The 11-minute documentary will be distributed to schools, safety organizations and government agencies, AT&T said. The company told the newspaper that it is releasing the film before the new year, timing it to coincide with the holiday and send the message that texting while driving is as dangerous as drunk driving.
The film includes footage of Mariah West, who died at 18 after she crashed her car while trying to send a text message that read “Where u at.” West appears in the documentary during her last minutes alive on a breathing tube, accompanying other often disturbing footage the documentary uses to instill the real danger that can come of texting while driving.
“We want this to be in every school in the country and for teenagers to know a text message is not worth a life,” said Gail Torreano, a senior vice president with AT&T.
Drivers who text while operating their vehicle are 23 times more likely to crash, according to statistics from the Virginia Tech Transportation Institute. David Teater, the senior director of transportation initiatives at the National Safety Council said in an interview that he applauded the efforts wireless providers to warn consumers against texting while driving, including Verizon Wireless, which has also launched initiatives to warn against the risk.

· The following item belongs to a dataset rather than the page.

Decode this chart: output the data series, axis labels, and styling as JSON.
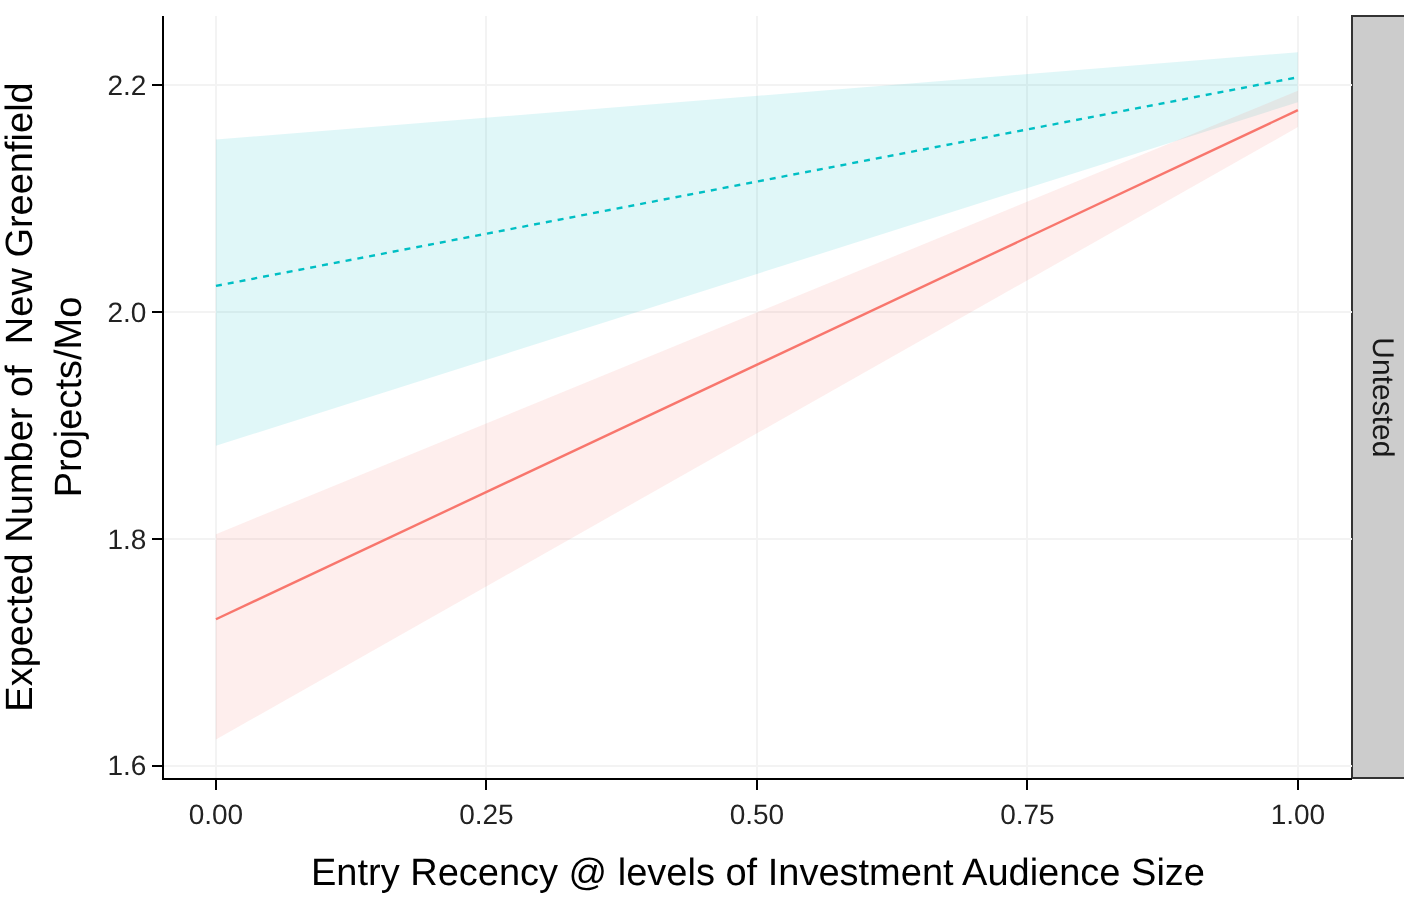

The Governor’s Highway Safety Association reports that 30 states as well as Washington, D.C. have passed laws that ban texting while driving, meaning that car insurance premiums for drivers in those states can increase if they are caught texting while occupying the drivers seat. The National Highway Traffic Safety Administration found that there were 30,797 fatal traffic accidents in 2009, many of which could have been avoided if not for cell phone distractions.